Et elle donna douze shillings à la sorcière, rentra chez elle,
planta le grain d'orge, et aussitôt poussa une grande fleur superbe
qui ressemblait tout à fait à une tulipe, mais
les pétales se refermaient, serrés comme si elle était
encore en bouton.
- C'est une belle fleur, dit la femme.
Et elle l'embrassa sur les beaux pétales rouges et jaunes, mais au
moment même de ce baiser, la fleur s'ouvrit avec un grand bruit d'explosion.

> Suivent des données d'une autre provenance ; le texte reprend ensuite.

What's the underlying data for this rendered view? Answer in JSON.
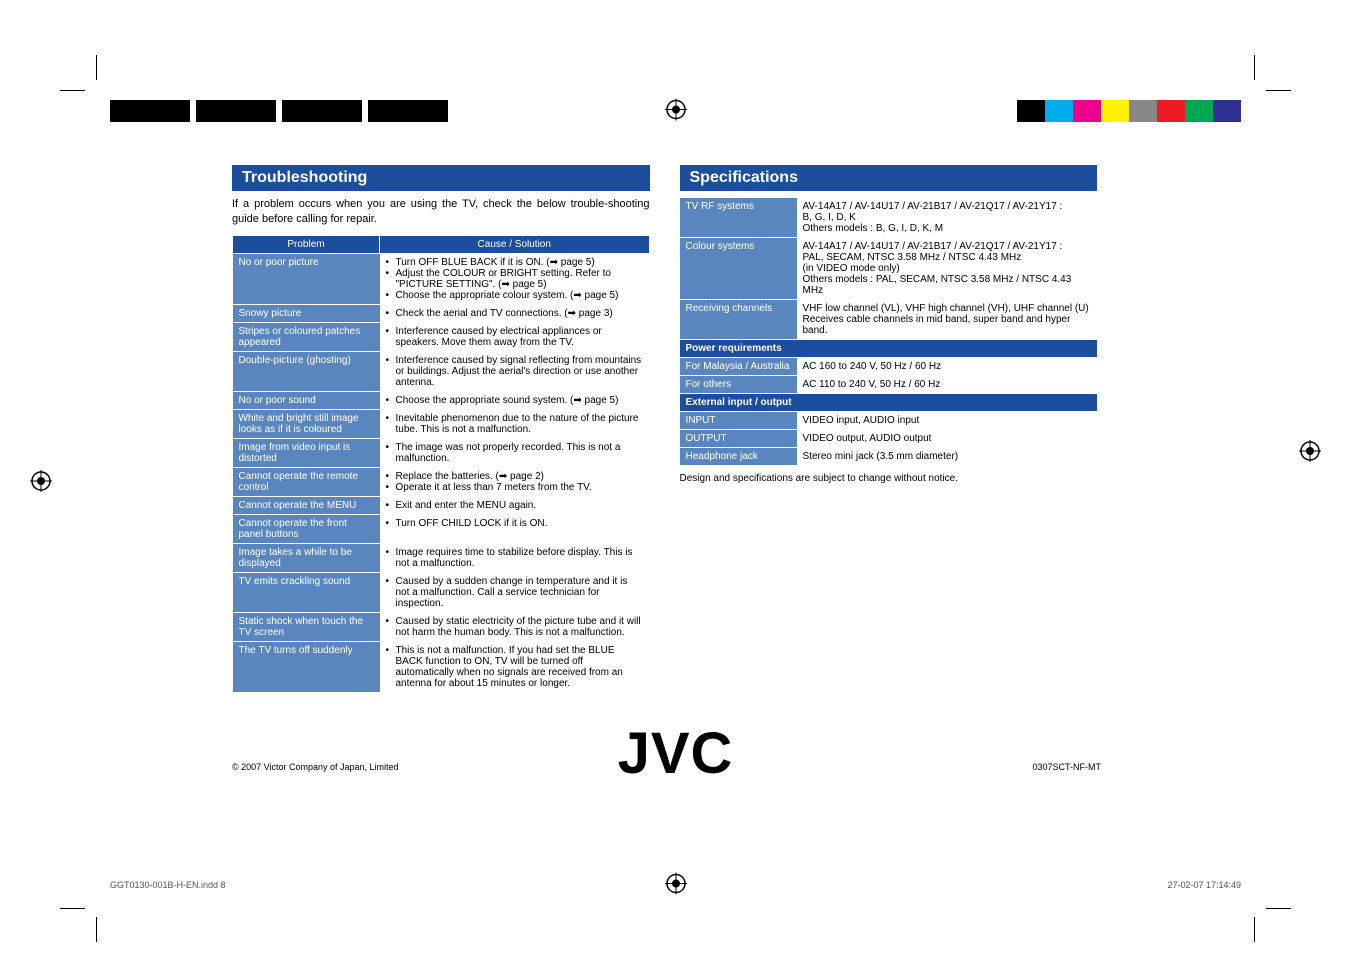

C'était vraiment une tulipe, ainsi qu'il apparut alors, mais au milieu
d'elle, assise sur le siège vert, était une toute petite fille,
mignonne et gentille, qui n'était pas plus haute qu'un pouce, et qui,
pour cette raison, fut appelée Poucette.
Elle eut pour berceau une coque de noix laquée, des pétales
bleus de violettes furent ses matelas, et des pétales de roses son
édredon ; c'est là qu'elle dormait la nuit, et le jour elle
jouait sur la table, où la femme avait posé une assiette entourée
d'une couronne de fleurs dont les tiges trempaient dans l'eau ; un grand pétale
de tulipe y flottait, où Poucette pouvait se tenir et naviguer d'un
bord à l'autre de l'assiette ; elle avait pour ramer deux crins de
cheval blanc. C'était charmant. Et elle savait aussi chanter, et son
chant était doux et gentil, tel qu'on n'avait jamais entendu le pareil
ici.
Une nuit qu'elle était couchée dans son délicieux lit,
arriva une vilaine grenouille qui sauta par la fenêtre ; il y avait
un carreau cassé. La grenouille était laide, grosse et mouillée,
elle sauta sur la table où Poucette était couchée et
dormait sous l'édredon de feuilles de roses rouges.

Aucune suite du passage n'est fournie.